A brief history of digital accessibility lawsuits
The earliest high profile case regarding digital accessibility and disability discrimination law was Maguire v SOCOG, a 1999 case brought under Australia’s Disability Discrimination Act, where the court found in favor of a blind complainant who was unable to use the Sydney Olympics website for its intended purpose, due to accessibility issues. This was a landmark case for connecting web inaccessibility with unlawful discrimination against people with disabilities.
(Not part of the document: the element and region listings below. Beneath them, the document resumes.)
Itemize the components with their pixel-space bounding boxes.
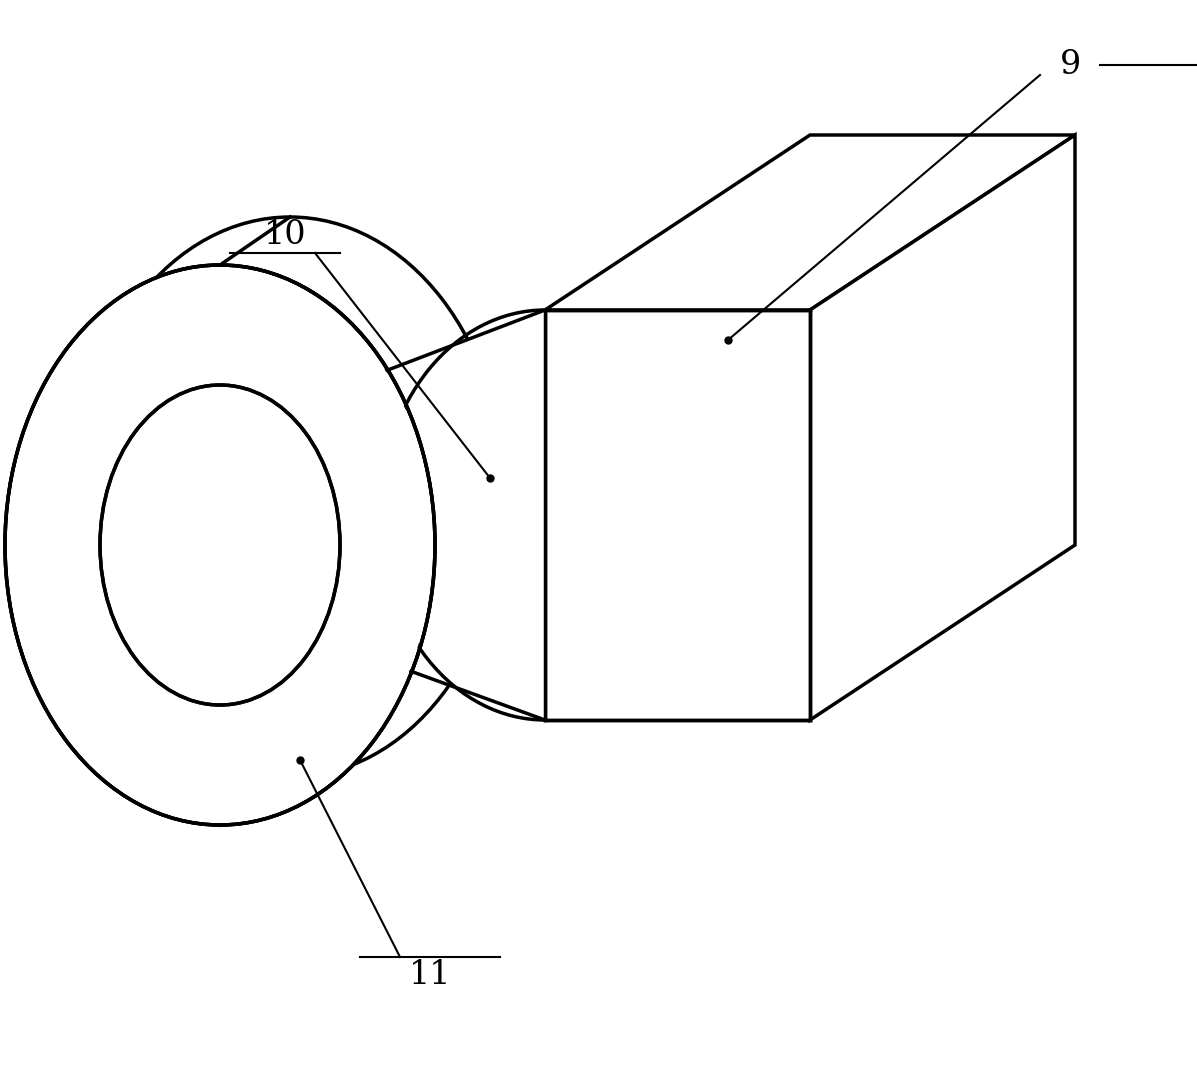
Text: 9: 9	[1059, 49, 1081, 80]
Ellipse shape	[5, 265, 435, 825]
Polygon shape	[545, 310, 810, 720]
Text: 10: 10	[263, 219, 306, 251]
Polygon shape	[271, 310, 545, 720]
Ellipse shape	[7, 267, 432, 823]
Text: 11: 11	[408, 959, 451, 991]
Ellipse shape	[101, 385, 340, 705]
Ellipse shape	[170, 337, 411, 657]
Polygon shape	[810, 135, 1075, 720]
Polygon shape	[545, 135, 1075, 310]
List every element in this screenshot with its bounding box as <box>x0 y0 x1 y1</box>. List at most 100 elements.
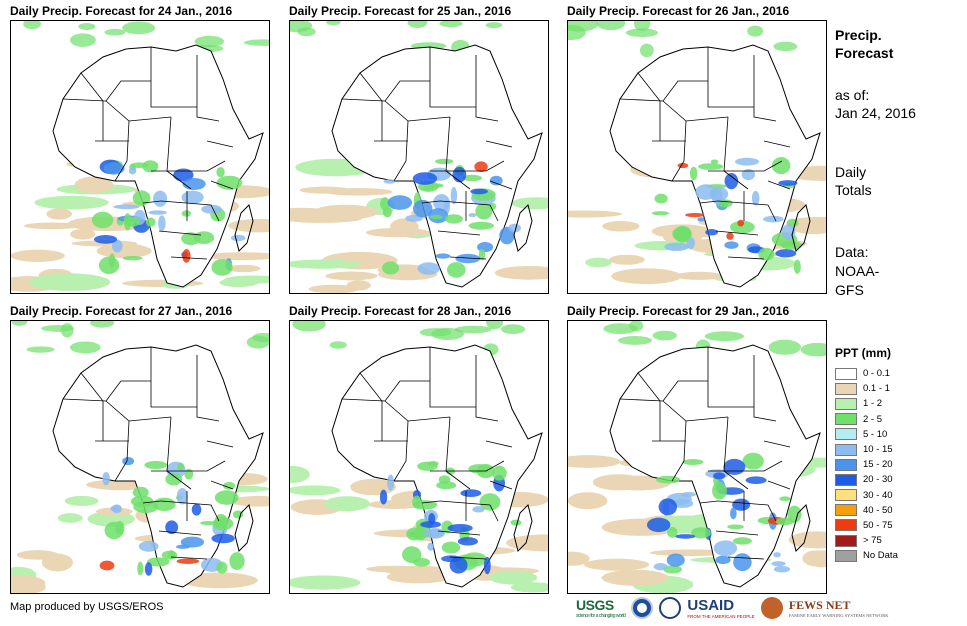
precip-patch <box>93 235 118 244</box>
legend-label: 2 - 5 <box>863 413 883 425</box>
rain-band <box>419 328 452 337</box>
rain-band <box>11 321 28 326</box>
sidebar-data-line1: Data: <box>835 244 869 260</box>
rain-band <box>290 259 362 269</box>
precip-patch <box>455 253 481 264</box>
country-border <box>449 556 487 560</box>
legend: 0 - 0.1 0.1 - 1 1 - 2 2 - 5 5 - 10 10 - 15 15 … <box>835 366 898 563</box>
legend-swatch <box>835 382 857 395</box>
precip-patch <box>715 555 731 565</box>
precip-patch <box>446 262 466 278</box>
madagascar-outline <box>234 504 254 552</box>
precip-patch <box>663 565 682 574</box>
rain-band <box>602 220 640 232</box>
rain-band <box>205 252 269 261</box>
precip-patch <box>216 167 225 178</box>
precip-patch <box>387 474 395 491</box>
fews-logo: FEWS NET FAMINE EARLY WARNING SYSTEMS NE… <box>789 598 889 618</box>
precip-patch <box>449 556 468 574</box>
legend-item: 40 - 50 <box>835 503 898 518</box>
precip-patch <box>98 256 120 275</box>
precip-patch <box>181 210 192 217</box>
country-border <box>62 80 151 102</box>
rain-band <box>639 43 654 58</box>
rain-band <box>194 35 224 48</box>
rain-band <box>226 264 261 273</box>
precip-patch <box>181 232 201 245</box>
rain-band <box>510 582 548 593</box>
precip-patch <box>723 458 746 475</box>
precip-patch <box>182 249 191 263</box>
precip-patch <box>422 185 434 191</box>
map-credit: Map produced by USGS/EROS <box>10 601 164 613</box>
rain-band <box>489 570 538 585</box>
precip-patch <box>173 168 194 182</box>
rain-band <box>439 21 463 28</box>
precip-patch <box>758 247 775 261</box>
precip-patch <box>132 190 151 206</box>
precip-patch <box>387 195 413 210</box>
country-border <box>393 420 409 482</box>
rain-band <box>568 551 590 566</box>
panel-title-1: Daily Precip. Forecast for 24 Jan., 2016 <box>10 4 233 18</box>
precip-patch <box>158 215 166 232</box>
legend-item: 0 - 0.1 <box>835 366 898 381</box>
country-border <box>439 200 499 222</box>
rain-band <box>596 21 626 31</box>
rain-band <box>609 254 645 265</box>
sidebar-heading-line1: Precip. <box>835 27 882 43</box>
precip-patch <box>102 471 110 486</box>
precip-patch <box>737 219 745 227</box>
country-border <box>62 380 151 402</box>
precip-patch <box>122 255 143 261</box>
precip-patch <box>672 226 692 242</box>
precip-patch <box>508 223 521 233</box>
country-border <box>671 120 687 182</box>
rain-band <box>326 21 341 26</box>
legend-swatch <box>835 458 857 471</box>
precip-patch <box>470 188 488 195</box>
precip-patch <box>727 524 744 530</box>
precip-patch <box>137 561 144 576</box>
precip-patch <box>452 166 467 183</box>
precip-patch <box>434 158 454 165</box>
legend-swatch <box>835 519 857 532</box>
precip-patch <box>510 519 522 526</box>
rain-band <box>603 323 638 334</box>
precip-patch <box>745 476 767 484</box>
rain-band <box>511 197 548 210</box>
precip-patch <box>91 211 114 229</box>
precip-patch <box>689 166 698 181</box>
precip-patch <box>181 190 204 204</box>
precip-patch <box>771 157 791 175</box>
legend-swatch <box>835 428 857 441</box>
africa-outline <box>331 44 543 288</box>
legend-label: 0 - 0.1 <box>863 368 890 380</box>
legend-item: 30 - 40 <box>835 488 898 503</box>
precip-patch <box>489 175 503 186</box>
rain-band <box>96 243 152 259</box>
legend-item: 2 - 5 <box>835 412 898 427</box>
precip-patch <box>664 242 690 252</box>
rain-band <box>807 550 826 568</box>
rain-band <box>11 579 46 593</box>
rain-band <box>788 531 826 549</box>
precip-patch <box>698 163 724 170</box>
precip-patch <box>732 537 752 545</box>
precip-patch <box>382 206 392 218</box>
country-border <box>707 47 754 108</box>
precip-patch <box>475 202 493 220</box>
rain-band <box>229 495 269 507</box>
rain-band <box>649 549 730 557</box>
precip-patch <box>654 193 668 204</box>
precip-patch <box>691 527 711 539</box>
precip-patch <box>781 224 796 240</box>
precip-patch <box>460 489 482 498</box>
precip-patch <box>142 160 159 173</box>
country-border <box>763 440 791 448</box>
sidebar-asof-date: Jan 24, 2016 <box>835 105 916 121</box>
precip-patch <box>167 550 176 560</box>
precip-patch <box>212 517 234 531</box>
precip-patch <box>165 472 183 486</box>
precip-patch <box>488 202 497 210</box>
However, Gil v. Winn-Dixie Stores, Inc was the first digital accessibility lawsuit brought under the Americans with Disabilities Act (ADA). In this courtroom showdown, Judge Scola ruled in favor of the plaintiff, stating that the “…ADA does not merely require physical access to a place of public accommodation. Rather, the ADA requires that disabled individuals be provided ‘full and equal enjoyment of the goods, services, facilities, privileges, advantages, or accommodations of any place of public accommodation.’” He then ordered Winn-Dixie to make its website conform to the current Web Content Accessibility Guidelines (WCAG), an internationally accepted standard for accessible web content.
In an effort to eliminate subjective interpretations, for years the disability community has advocated for more specific language to be introduced into the ADA on what constitutes accessible conformance. Unlike public federal digital content, which relies the crystal clear Section 508 (an amendment to the Rehabilitation Act of 1973) to gauge accessibility, no such determinations are included in the ADA.
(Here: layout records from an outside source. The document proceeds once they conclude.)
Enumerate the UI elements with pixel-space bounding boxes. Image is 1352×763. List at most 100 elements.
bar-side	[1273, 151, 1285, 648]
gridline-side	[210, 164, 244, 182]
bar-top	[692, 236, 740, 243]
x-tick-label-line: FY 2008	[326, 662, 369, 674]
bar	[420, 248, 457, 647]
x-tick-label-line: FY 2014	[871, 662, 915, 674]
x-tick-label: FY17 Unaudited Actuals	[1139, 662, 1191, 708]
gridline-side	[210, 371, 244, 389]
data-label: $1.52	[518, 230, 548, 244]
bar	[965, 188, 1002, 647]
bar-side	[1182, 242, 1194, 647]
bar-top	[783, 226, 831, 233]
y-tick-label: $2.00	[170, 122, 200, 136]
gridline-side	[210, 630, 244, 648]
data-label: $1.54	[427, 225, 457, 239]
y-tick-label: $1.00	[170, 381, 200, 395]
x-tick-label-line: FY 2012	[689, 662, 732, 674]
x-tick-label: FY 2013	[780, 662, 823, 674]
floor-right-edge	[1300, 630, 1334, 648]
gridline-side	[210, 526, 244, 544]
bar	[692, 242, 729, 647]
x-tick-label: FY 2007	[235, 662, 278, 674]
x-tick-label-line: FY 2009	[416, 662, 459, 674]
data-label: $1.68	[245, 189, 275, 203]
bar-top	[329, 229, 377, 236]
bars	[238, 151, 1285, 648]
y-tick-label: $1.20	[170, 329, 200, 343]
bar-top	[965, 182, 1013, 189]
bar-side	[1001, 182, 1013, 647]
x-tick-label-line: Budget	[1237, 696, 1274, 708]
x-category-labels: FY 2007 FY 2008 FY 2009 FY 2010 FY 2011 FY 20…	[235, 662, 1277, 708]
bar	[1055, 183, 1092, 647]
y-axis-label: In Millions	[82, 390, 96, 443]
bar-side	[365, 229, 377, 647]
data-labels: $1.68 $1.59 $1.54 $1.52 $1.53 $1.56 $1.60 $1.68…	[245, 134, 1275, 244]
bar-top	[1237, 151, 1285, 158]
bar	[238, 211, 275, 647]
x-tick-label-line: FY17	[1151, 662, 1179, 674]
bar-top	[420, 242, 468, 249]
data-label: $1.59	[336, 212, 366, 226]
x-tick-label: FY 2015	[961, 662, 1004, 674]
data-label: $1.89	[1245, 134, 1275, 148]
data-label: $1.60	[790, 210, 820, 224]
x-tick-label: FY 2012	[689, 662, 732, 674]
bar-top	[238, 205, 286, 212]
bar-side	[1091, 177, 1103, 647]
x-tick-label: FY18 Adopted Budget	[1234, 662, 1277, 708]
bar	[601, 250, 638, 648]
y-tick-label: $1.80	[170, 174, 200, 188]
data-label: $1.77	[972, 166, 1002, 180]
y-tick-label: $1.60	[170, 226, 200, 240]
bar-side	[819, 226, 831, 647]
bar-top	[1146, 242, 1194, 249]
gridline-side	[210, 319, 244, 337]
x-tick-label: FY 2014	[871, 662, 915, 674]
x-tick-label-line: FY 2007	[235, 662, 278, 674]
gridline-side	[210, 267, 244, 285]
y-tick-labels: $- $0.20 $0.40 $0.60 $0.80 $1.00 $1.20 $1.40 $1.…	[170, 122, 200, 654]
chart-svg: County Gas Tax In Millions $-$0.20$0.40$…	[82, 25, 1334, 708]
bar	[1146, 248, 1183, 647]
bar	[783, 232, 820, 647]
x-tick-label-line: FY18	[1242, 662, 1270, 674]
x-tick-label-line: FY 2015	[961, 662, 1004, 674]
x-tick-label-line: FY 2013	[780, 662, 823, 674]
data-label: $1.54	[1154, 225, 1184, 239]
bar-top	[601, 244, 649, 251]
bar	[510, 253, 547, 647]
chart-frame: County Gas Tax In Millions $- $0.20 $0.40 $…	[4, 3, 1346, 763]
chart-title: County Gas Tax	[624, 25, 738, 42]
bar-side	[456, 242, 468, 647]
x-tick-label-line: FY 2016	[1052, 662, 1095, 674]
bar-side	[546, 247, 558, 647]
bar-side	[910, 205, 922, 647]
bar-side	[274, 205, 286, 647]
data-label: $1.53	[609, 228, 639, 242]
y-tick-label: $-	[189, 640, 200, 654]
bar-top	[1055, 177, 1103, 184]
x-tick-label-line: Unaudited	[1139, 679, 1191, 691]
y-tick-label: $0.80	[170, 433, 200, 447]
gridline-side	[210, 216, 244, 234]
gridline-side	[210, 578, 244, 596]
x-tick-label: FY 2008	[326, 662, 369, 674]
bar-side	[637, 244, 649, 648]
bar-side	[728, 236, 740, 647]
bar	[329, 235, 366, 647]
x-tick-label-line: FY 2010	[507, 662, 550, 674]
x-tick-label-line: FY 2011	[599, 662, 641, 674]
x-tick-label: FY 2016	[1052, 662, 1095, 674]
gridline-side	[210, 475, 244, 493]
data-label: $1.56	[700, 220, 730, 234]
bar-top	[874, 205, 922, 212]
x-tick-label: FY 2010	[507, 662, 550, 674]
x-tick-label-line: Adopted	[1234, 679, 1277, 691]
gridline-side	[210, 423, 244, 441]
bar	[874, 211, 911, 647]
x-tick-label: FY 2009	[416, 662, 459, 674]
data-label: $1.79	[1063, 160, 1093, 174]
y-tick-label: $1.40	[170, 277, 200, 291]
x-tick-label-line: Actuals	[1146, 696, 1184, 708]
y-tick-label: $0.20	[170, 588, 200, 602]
The Senate attempts to get clarification on the ADA
In 2018, a group of senators wrote a letter to the Department of Justice (DOJ) requesting clarification on how exactly the ADA should be interpreted in terms of digital content. The DOJ responded by stating that “The Department first articulated its interpretation that the ADA applies to public accommodations’ websites over 20 years ago.” However, in the letter, the DOJ neglected to articulate what technical standards should be used, noting “Absent the adoption of specific technical requirements for websites through rulemaking, public accommodations have flexibility in how to comply with the ADA’s general requirements of nondiscrimination and effective communication.” Without clear guidance on this issue, judges from courts all over the United States have ruled based on their interpretations of the ADA and previous rulings on this issue.
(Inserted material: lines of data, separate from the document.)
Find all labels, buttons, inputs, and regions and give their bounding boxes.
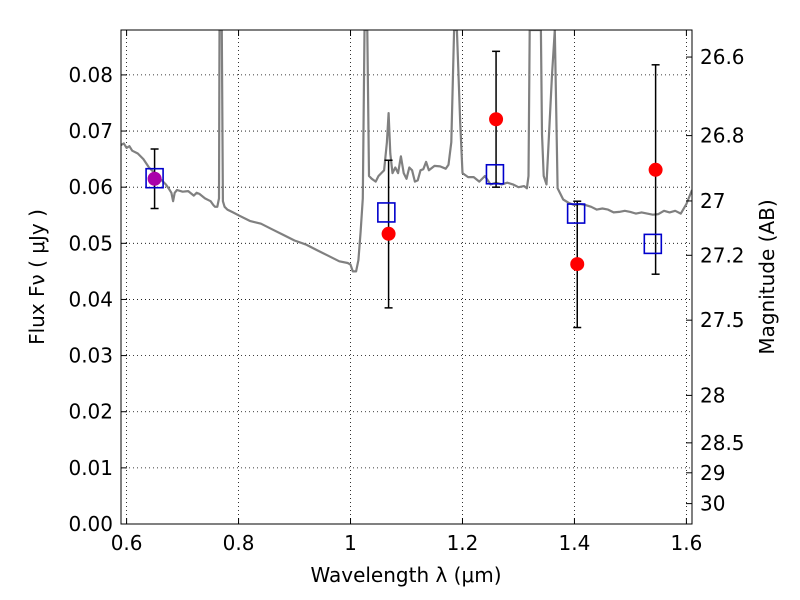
mag-tick-label: 26.6 — [700, 45, 745, 69]
observed-point — [648, 162, 663, 177]
y-axis-label: Flux Fν ( μJy ) — [25, 209, 49, 345]
model-band-square — [145, 167, 164, 189]
mag-tick-label: 27.5 — [700, 308, 745, 332]
x-tick-label: 1.2 — [447, 531, 479, 555]
x-tick-label: 1.6 — [670, 531, 702, 555]
mag-tick-label: 28.5 — [700, 431, 745, 455]
mag-tick-label: 29 — [700, 461, 725, 485]
model-band-square — [566, 203, 586, 224]
observed-points — [147, 112, 663, 272]
y-tick-label: 0.08 — [68, 63, 113, 87]
model-band-points — [145, 163, 663, 255]
observed-point — [381, 226, 396, 241]
y-tick-label: 0.02 — [68, 400, 113, 424]
y-tick-label: 0.01 — [68, 456, 113, 480]
y-tick-label: 0.06 — [68, 175, 113, 199]
observed-point — [570, 257, 585, 272]
observed-point — [489, 112, 504, 127]
model-band-square — [643, 233, 663, 255]
model-band-square — [377, 202, 396, 223]
plot-frame — [120, 29, 693, 525]
y-tick-label: 0.00 — [68, 512, 113, 536]
observed-point — [147, 171, 162, 186]
x-tick-label: 1.4 — [559, 531, 591, 555]
right-axis-label: Magnitude (AB) — [755, 199, 779, 354]
x-tick-label: 1 — [344, 531, 357, 555]
mag-tick-label: 30 — [700, 492, 725, 516]
x-tick-label: 0.8 — [223, 531, 255, 555]
mag-tick-label: 26.8 — [700, 124, 745, 148]
mag-tick-label: 27 — [700, 189, 725, 213]
y-tick-label: 0.04 — [68, 287, 113, 311]
axis-ticks: 0.6 0.8 1 1.2 1.4 1.6 0.00 0.01 0.02 0.03 0.04 0.05… — [68, 30, 745, 555]
y-tick-label: 0.05 — [68, 231, 113, 255]
y-tick-label: 0.03 — [68, 344, 113, 368]
x-axis-label: Wavelength λ (μm) — [310, 563, 501, 587]
mag-tick-label: 28 — [700, 383, 725, 407]
plot-area — [121, 30, 692, 524]
y-tick-label: 0.07 — [68, 119, 113, 143]
model-band-square — [485, 163, 505, 185]
x-tick-label: 0.6 — [111, 531, 143, 555]
mag-tick-label: 27.2 — [700, 243, 745, 267]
Domino’s Pizza and the Supreme Court
On January 15, 2019, the Ninth Circuit Court of Appeals overturned a dismissal of the website accessibility lawsuit Robles v. Domino’s Pizza. The lawsuit, filed in 2016 by Guillermo Robles, had been previously dismissed by a district court on the grounds that a) it violated the primary jurisdiction doctrine and b) the lack of legal technical standards for public accommodation breached due process.
However, the panel of appellate judges ruled that the due process claim was flimsy and lack of specific guidelines did not let Domino’s off the hook. They concluded that a lower level California district court should proceed with the litigation and start the discovery process to determine whether Domino’s Pizza’s digital assets comply with the ADA regulations.
A watershed moment for accessibility advocates
After the Ninth Circuit overturned their dismissal, in June of 2019 Domino’s filed its petition for writ of certiorari for a Supreme Court appeal. Just a few short months later, in October 2019, the Supreme Court denied their petition. After hearing the news, Domino’s sent a release stating they “looked forward to presenting the trial in court.”
What now?
Disability advocates are overjoyed with the Supreme Court’s rejection. This sends a clear signal to organizations that despite the lack of explicit language on how digital content applies under the ADA, they will need to step up their accessibility game or face consequences. While some fear this recent turn of events will increase digital accessibility-related litigation, disability advocates argue legal consequences can be avoided if businesses comply with WCAG.
Both corporate entities and disability advocates are holding their breath to see how the trial between Domino’s Pizza and Mr. Robles plays out.